Tantôt louée, tantôt critiquée. MaPrimeRénov’ a sans doute contribué comme jamais à doper la rénovation énergétique. Revers de la médaille, plus elle se démocratise, plus ses lacunes deviennent embarrassantes. Côté gouvernement, les annonces se multiplient pour évoquer une prochaine refonte.
On peut au moins lui reconnaître ça. En matière de massification, MaPrimeRénov’ a réussi là où les dispositifs antérieurs -et ils ont été nombreux en quinze ans- avaient souvent échoué. Avec la prime de transition énergétique, les travaux de rénovation énergétique ont sans doute fait un bond de géant. Les chiffres parlent d’eux mêmes: 650.000 primes distribuées en 2021, et le cru 2022 reste sur la même lancée. Au premier semestre, l’Anah (Agence nationale de l’habitat) enregistrait déjà 377.000 demandes et 318.000 travaux financés.
Le ton a toutefois changé au sein du gouvernement. Il y a encore quelques mois, on se targuait de 700.000 rénovations par an sans autres distinction. Sur le plateau de France 5, le 5 septembre dernier, Agnès Pannier-Runacher, ministre de la Transition énergétique, parlait cette fois de “gestes de rénovation”. La nuance a son importance.
Car au-delà des chiffres, il existe une réalité maintes fois dénoncée par les associations et même soulignée par la Cour des comptes: on rencontre les plus grandes difficultés à mesurer la véritable efficacité de MaPrimeRénov’. Tout simplement parce que les aides octroyées ne sont pas conditionnées à l’atteinte d’une performance énergétique minimale.
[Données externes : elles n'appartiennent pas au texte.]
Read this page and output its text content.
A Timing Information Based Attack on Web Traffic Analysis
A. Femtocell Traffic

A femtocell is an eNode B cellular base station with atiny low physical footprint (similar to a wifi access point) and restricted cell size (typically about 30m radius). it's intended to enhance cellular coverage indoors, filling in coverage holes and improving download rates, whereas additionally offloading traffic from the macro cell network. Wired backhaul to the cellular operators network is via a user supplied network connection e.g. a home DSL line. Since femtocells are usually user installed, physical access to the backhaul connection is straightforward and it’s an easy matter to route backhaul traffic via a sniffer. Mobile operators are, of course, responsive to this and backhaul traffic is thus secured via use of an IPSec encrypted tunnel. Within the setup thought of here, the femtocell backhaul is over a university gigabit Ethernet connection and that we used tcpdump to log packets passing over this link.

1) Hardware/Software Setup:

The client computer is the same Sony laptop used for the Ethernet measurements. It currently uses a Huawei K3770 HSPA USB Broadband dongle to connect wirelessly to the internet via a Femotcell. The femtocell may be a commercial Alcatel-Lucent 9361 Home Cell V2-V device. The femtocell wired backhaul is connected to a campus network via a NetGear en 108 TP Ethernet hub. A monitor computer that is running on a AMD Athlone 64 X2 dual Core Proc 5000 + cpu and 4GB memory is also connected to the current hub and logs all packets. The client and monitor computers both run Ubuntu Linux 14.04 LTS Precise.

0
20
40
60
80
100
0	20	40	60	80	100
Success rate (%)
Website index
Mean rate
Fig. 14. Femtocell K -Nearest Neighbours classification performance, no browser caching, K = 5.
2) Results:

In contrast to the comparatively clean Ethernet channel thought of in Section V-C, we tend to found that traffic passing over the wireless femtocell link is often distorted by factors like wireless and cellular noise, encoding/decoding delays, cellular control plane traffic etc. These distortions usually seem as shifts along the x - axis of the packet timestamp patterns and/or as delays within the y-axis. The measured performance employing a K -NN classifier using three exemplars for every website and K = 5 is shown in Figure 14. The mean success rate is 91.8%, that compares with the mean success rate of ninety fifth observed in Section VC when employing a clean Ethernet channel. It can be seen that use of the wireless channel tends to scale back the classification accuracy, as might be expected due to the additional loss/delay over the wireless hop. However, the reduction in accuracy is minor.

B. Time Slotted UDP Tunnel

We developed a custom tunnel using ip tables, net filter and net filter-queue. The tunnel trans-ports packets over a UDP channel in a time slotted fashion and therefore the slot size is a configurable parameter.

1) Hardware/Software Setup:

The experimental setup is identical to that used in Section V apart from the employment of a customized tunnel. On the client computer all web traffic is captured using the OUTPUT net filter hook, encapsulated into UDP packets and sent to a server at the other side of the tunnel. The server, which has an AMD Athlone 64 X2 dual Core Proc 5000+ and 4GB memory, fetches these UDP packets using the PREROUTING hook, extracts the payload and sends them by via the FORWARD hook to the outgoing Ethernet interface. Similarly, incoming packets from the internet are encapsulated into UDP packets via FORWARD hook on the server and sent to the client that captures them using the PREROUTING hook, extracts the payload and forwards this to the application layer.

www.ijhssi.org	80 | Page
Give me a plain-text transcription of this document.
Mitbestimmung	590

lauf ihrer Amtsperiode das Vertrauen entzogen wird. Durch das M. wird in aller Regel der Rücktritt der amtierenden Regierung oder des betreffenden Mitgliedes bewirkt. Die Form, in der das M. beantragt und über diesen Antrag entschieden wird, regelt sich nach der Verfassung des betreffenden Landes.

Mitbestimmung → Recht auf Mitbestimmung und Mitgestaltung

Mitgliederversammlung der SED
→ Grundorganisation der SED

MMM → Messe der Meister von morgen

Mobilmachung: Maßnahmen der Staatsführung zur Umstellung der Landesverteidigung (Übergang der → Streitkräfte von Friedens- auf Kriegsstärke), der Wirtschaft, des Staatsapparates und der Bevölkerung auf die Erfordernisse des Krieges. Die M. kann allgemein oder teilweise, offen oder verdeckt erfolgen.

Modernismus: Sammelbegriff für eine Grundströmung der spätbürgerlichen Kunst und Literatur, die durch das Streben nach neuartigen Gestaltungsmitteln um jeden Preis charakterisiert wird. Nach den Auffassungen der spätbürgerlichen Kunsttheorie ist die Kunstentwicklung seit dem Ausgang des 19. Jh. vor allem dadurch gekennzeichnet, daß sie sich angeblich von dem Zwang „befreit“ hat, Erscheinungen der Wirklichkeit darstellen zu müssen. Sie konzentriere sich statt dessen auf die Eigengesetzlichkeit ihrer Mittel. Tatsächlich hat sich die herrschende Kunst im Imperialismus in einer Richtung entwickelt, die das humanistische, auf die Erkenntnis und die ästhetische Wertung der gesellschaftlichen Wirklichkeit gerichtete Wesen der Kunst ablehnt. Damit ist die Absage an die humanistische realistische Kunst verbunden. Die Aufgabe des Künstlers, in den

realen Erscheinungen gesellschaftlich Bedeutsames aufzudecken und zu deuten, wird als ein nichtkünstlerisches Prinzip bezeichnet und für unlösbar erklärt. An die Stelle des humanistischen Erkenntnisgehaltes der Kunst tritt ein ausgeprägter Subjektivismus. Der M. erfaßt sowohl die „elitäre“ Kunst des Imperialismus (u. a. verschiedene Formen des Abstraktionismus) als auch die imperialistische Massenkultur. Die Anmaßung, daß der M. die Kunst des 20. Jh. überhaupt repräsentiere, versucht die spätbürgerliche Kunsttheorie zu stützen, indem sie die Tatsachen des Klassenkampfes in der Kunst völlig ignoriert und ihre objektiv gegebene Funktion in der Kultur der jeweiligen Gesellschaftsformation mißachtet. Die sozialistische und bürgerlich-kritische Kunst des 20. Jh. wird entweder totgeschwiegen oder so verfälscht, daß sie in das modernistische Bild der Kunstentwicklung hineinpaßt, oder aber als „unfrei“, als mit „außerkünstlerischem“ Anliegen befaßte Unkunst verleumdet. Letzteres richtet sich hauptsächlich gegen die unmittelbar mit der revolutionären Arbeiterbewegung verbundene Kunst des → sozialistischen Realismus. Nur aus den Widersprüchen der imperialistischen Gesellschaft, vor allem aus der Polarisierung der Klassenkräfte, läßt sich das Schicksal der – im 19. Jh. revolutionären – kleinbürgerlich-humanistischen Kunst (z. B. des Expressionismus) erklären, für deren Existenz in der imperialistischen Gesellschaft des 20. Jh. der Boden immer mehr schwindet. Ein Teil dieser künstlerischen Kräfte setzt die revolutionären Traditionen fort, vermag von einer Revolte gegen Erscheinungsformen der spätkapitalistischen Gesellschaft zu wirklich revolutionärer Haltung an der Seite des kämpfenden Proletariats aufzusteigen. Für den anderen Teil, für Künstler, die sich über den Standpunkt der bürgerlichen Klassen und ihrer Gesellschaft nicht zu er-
Selon la Cour des comptes, en 2021, seulement 2.500 passoires énergétiques se sont affranchies de ce statut encombrant, loin très loin des 80.000 initialement espérées. Dit autrement, des milliards d’euros ont déjà été engloutis par la prime de transition énergétique, mais sans que l’on sache au juste dans quelle mesure ces travaux ont abaissé la consommation énergétique et les émissions de gaz à effet de serre des Français.
Rallonge budgétaire
Le gouvernement revoit donc sa copie. Première annonce, MaPrimeRénov’ bénéficiera de crédits supplémentaires. Comme l’avait annoncé Emmanuel Macron durant la campagne présidentielle. Selon les informations recueillies auprès d’un ministre par France Info en début de semaine, la prime vedette du gouvernement passerait de 2 à 2,6 milliards d’euros dans le prochain projet de loi de finance qui devrait être présenté le 28 septembre. Une rallonge nécessaire puisque qu’avec 1,2 milliard d’aides consommé rien que pour le premier semestre 2022, le budget est étriqué.
Deuxième évolution annoncée, pour répondre aux critiques, MaPrimeRénov’ sera réorientée davantage vers des rénovations globales, et moins vers des petits gestes. Près de neuf primes sur dix en 2021 concernaient des travaux dits “mono-geste”, la plupart du temps pour changer son équipement de chauffage. Le ministre de la Transition écologique, Christophe Béchu, évoquait en début de mois, face au Medef, une possible évolution de la prime en prenant davantage en compte la dimension carbone.
Olivier Klein en a remis une couche mardi, sur LCI. Si le ministre chargé du Logement défend le bilan de MaPrimeRénov’ depuis son lancement en 2020, dont les travaux ont permis d’économiser l’équivalent de la consommation d’une ville comme Lyon, il reconnaît toutefois la nécessité de “massifier” les rénovations globales. “Il faut aller plus loin sur la recherche de la performance.”
Olivier Klein le dit, il compte beaucoup sur le décollage de MonAccompagnateurRénov’ prévu pour 2023, avec l’arrivée d’acteurs privés. Petit bémol cependant, ce recours obligatoire à un professionnel tiers de confiance ne s’appliquera pas à tous les chantiers: uniquement pour les travaux menés dans le cadre d’une rénovation globale lorsque leur montant dépasse 5.000 euros, et lorsque l’on compte deux gestes avec plus de 5.000 euros d’aides. Autrement dit, les travaux mono-gestes, dont l’efficacité est souvent contestée, risquent bien de se poursuivre en 2023.